Jerry Lawson, former lead singer, arranger and producer of a cappella gods The Persuasions is a national vocal treasure on par with Sam Cooke, Curtis Mayfield, Otis Redding, Jerry Butler and Nat King Cole. Through the decades Lawson’s fans and collaborators have included Frank Zappa, Stevie Wonder, Ray Charles, Paul Simon, Joni Mitchell, Rod Stewart, the Grateful Dead and Liza Minnelli.
Jerry was born in Ft Lauderdale, Florida but raised in Apopka, Florida a small town 12 miles North of Orlando. Upon graduating from high school in 1961 he headed North and landed in Brooklyn N.Y. which is where he and the other four original Persuasions began their 40-year career together. After decades of carrying the a cappella torch largely alone, Lawson’s departure in 2003 ended The Persuasions’ 40-year run. But launching a solo career thinking he was “done with a cappella forever” didn’t quite work out. Lawson could not resist pairing up with the veteran San Francisco vocal group Talk Of The Town. Together in 2007 they recorded his magnum opus a cappella album, “Jerry Lawson & Talk of The Town” —a triumph of 20 Lawson-arranged tunes including covers of The Dixie Chicks, Marvin Gaye, Shania Twain, Billy Joel, The Pointer Sisters and many other popular artists. From gospel to ballads to rock to blues. Between this and doing gigs with R&B and Jazz groups in his adopted city of Phoenix, Arizona, he also began working with developmentally disabled adults.
In 2015 his baritone pipes honed and honeyed, Lawson released his debut solo album, “Just a Mortal Man,” produced by Nashville’s Grammy-nominated Eric Brace. The album title nearly became his epitaph. (While in the hospital for a knee replacement, he developed a lethal infection that nearly took his life. Somehow he battled back with body, spirit, and trademark voice intact.) With a host of some of Nashville’s finest musicians backing him, Lawson created an elegant, polished work that is a tour-de-force for his one-of-a-kind voice, covering everything from gentle country to rock ‘n’ roll. He co-wrote one of the songs, “Woman in White,” with Grateful Dead lyricist Robert Hunter, and finally got to do “Just a Mortal Man,” with a band. As of this printing The album is getting nothing—nothing—but breathless, panting endorsements. In 2015 this living legend is still at the top of his game. David McGee of Deep Roots Magazine wrote “Jerry Lawson is a great stylist with an infallible instinct for the essence of every song he sings. With the Persuasions Jerry Lawson made many great recordings but Just a Mortal Man is his finest hour, a master class in basic human emotions in all their complexity and inscrutability.”

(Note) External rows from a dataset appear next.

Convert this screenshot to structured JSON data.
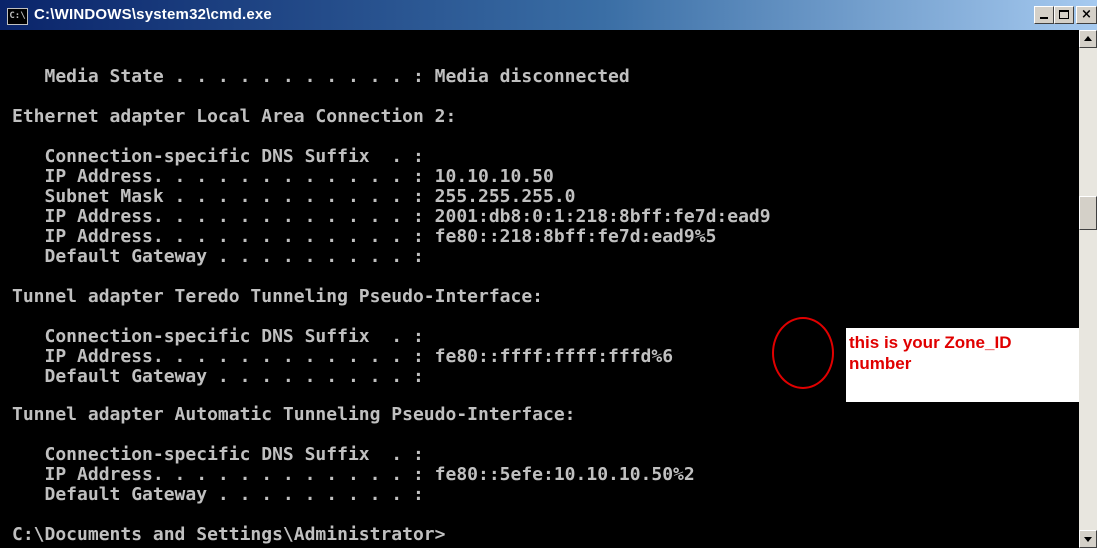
{
  "window": {
    "title": "C:\\WINDOWS\\system32\\cmd.exe",
    "icon_text": "C:\\",
    "icon": "cmd-console-icon"
  },
  "console": {
    "lines": [
      "   Media State . . . . . . . . . . . : Media disconnected",
      "Ethernet adapter Local Area Connection 2:",
      "   Connection-specific DNS Suffix  . :",
      "   IP Address. . . . . . . . . . . . : 10.10.10.50",
      "   Subnet Mask . . . . . . . . . . . : 255.255.255.0",
      "   IP Address. . . . . . . . . . . . : 2001:db8:0:1:218:8bff:fe7d:ead9",
      "   IP Address. . . . . . . . . . . . : fe80::218:8bff:fe7d:ead9%5",
      "   Default Gateway . . . . . . . . . :",
      "Tunnel adapter Teredo Tunneling Pseudo-Interface:",
      "   Connection-specific DNS Suffix  . :",
      "   IP Address. . . . . . . . . . . . : fe80::ffff:ffff:fffd%6",
      "   Default Gateway . . . . . . . . . :",
      "Tunnel adapter Automatic Tunneling Pseudo-Interface:",
      "   Connection-specific DNS Suffix  . :",
      "   IP Address. . . . . . . . . . . . : fe80::5efe:10.10.10.50%2",
      "   Default Gateway . . . . . . . . . :",
      "C:\\Documents and Settings\\Administrator>"
    ]
  },
  "annotation": {
    "line1": "this is your Zone_ID",
    "line2": "number",
    "color": "#e00000"
  },
  "colors": {
    "console_bg": "#000000",
    "console_text": "#c0c0c0",
    "titlebar_start": "#0a246a",
    "titlebar_end": "#a6caf0"
  }
}
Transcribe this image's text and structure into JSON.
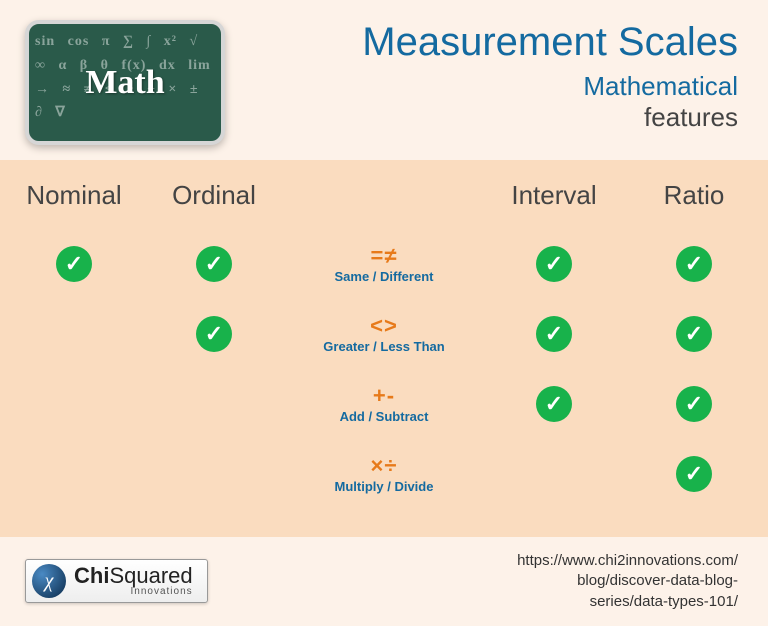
{
  "header": {
    "math_card_label": "Math",
    "title": "Measurement Scales",
    "subtitle1": "Mathematical",
    "subtitle2": "features"
  },
  "columns": [
    "Nominal",
    "Ordinal",
    "Interval",
    "Ratio"
  ],
  "operations": [
    {
      "symbol": "=≠",
      "label": "Same / Different"
    },
    {
      "symbol": "<>",
      "label": "Greater / Less Than"
    },
    {
      "symbol": "+-",
      "label": "Add / Subtract"
    },
    {
      "symbol": "×÷",
      "label": "Multiply / Divide"
    }
  ],
  "matrix": {
    "nominal": [
      true,
      false,
      false,
      false
    ],
    "ordinal": [
      true,
      true,
      false,
      false
    ],
    "interval": [
      true,
      true,
      true,
      false
    ],
    "ratio": [
      true,
      true,
      true,
      true
    ]
  },
  "footer": {
    "logo_chi": "χ",
    "logo_main_bold": "Chi",
    "logo_main_rest": "Squared",
    "logo_sub": "Innovations",
    "url_line1": "https://www.chi2innovations.com/",
    "url_line2": "blog/discover-data-blog-",
    "url_line3": "series/data-types-101/"
  },
  "checkmark": "✓"
}
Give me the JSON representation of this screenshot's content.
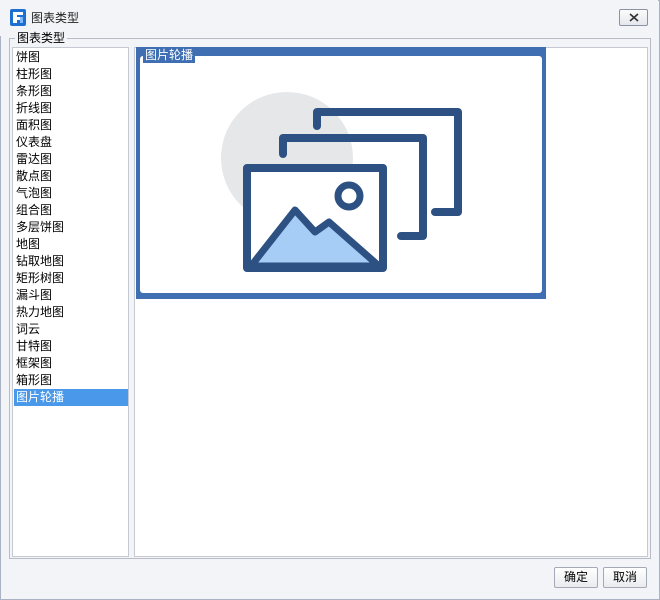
{
  "window": {
    "title": "图表类型"
  },
  "group": {
    "label": "图表类型"
  },
  "chart_types": [
    "饼图",
    "柱形图",
    "条形图",
    "折线图",
    "面积图",
    "仪表盘",
    "雷达图",
    "散点图",
    "气泡图",
    "组合图",
    "多层饼图",
    "地图",
    "钻取地图",
    "矩形树图",
    "漏斗图",
    "热力地图",
    "词云",
    "甘特图",
    "框架图",
    "箱形图",
    "图片轮播"
  ],
  "selected_index": 20,
  "preview": {
    "card_label": "图片轮播",
    "icon": "image-carousel-icon"
  },
  "buttons": {
    "ok": "确定",
    "cancel": "取消"
  },
  "colors": {
    "accent": "#3f6fb2",
    "selection": "#4a98ea",
    "icon_dark": "#2e5183",
    "icon_light": "#a5cdf5",
    "icon_circle": "#e6e7e9"
  }
}
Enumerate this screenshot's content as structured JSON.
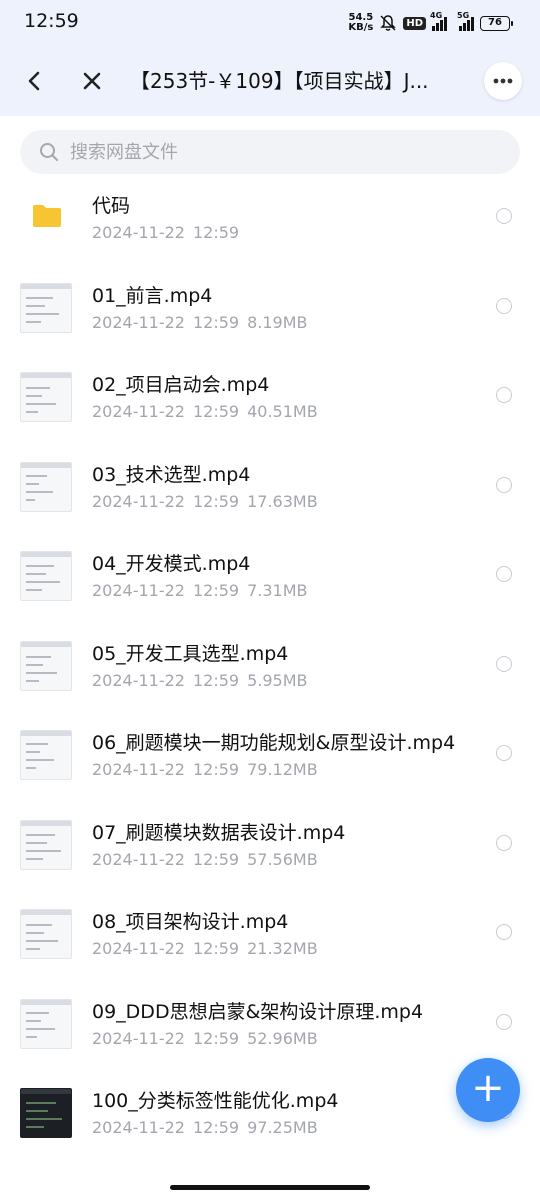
{
  "status_bar": {
    "time": "12:59",
    "net_speed_value": "54.5",
    "net_speed_unit": "KB/s",
    "hd_badge": "HD",
    "sig1_label": "4G",
    "sig2_label": "5G",
    "battery": "76"
  },
  "header": {
    "back_icon": "back-arrow-icon",
    "close_icon": "close-icon",
    "title": "【253节-￥109】【项目实战】J...",
    "more_icon": "more-icon"
  },
  "search": {
    "placeholder": "搜索网盘文件",
    "value": ""
  },
  "files": [
    {
      "name": "代码",
      "date": "2024-11-22",
      "time": "12:59",
      "size": "",
      "type": "folder"
    },
    {
      "name": "01_前言.mp4",
      "date": "2024-11-22",
      "time": "12:59",
      "size": "8.19MB",
      "type": "video"
    },
    {
      "name": "02_项目启动会.mp4",
      "date": "2024-11-22",
      "time": "12:59",
      "size": "40.51MB",
      "type": "video"
    },
    {
      "name": "03_技术选型.mp4",
      "date": "2024-11-22",
      "time": "12:59",
      "size": "17.63MB",
      "type": "video"
    },
    {
      "name": "04_开发模式.mp4",
      "date": "2024-11-22",
      "time": "12:59",
      "size": "7.31MB",
      "type": "video"
    },
    {
      "name": "05_开发工具选型.mp4",
      "date": "2024-11-22",
      "time": "12:59",
      "size": "5.95MB",
      "type": "video"
    },
    {
      "name": "06_刷题模块一期功能规划&原型设计.mp4",
      "date": "2024-11-22",
      "time": "12:59",
      "size": "79.12MB",
      "type": "video"
    },
    {
      "name": "07_刷题模块数据表设计.mp4",
      "date": "2024-11-22",
      "time": "12:59",
      "size": "57.56MB",
      "type": "video"
    },
    {
      "name": "08_项目架构设计.mp4",
      "date": "2024-11-22",
      "time": "12:59",
      "size": "21.32MB",
      "type": "video"
    },
    {
      "name": "09_DDD思想启蒙&架构设计原理.mp4",
      "date": "2024-11-22",
      "time": "12:59",
      "size": "52.96MB",
      "type": "video"
    },
    {
      "name": "100_分类标签性能优化.mp4",
      "date": "2024-11-22",
      "time": "12:59",
      "size": "97.25MB",
      "type": "video"
    }
  ],
  "fab": {
    "label": "+"
  },
  "colors": {
    "header_bg": "#eef2fc",
    "accent": "#3f8ef6",
    "meta_text": "#a3a6ad",
    "folder": "#f7c531"
  }
}
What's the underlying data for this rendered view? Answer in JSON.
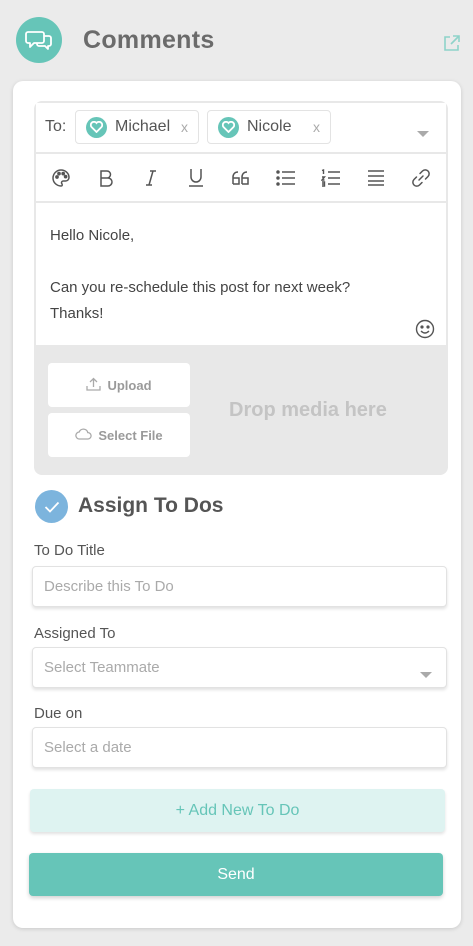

The Persuasions – a short history
In 1969 Frank Zappa heard The Persuasions singing live over the phone in a New Jersey record shop, picked his jaw up off the ground and promptly flew the group to Los Angeles to record their first album “A cappella”. Thus began a 25-album recording career that focused on R&B, Soul, Pop but also included full album tributes to Frank Zappa, The Grateful Dead and The Beatles and even an acclaimed children’s album “On The Good Ship Lollipop” Through it all The Persuasions’ sound was defined by Lawson’s sweet and smoky baritone, his effortlessly organic vocal arrangements and his electrifying stage charisma. The group has been universally lauded as the “Kings of A cappella”, with modern groups such as Take 6, Rockapella, The Nylons and Boys II Men citing them as a major influence.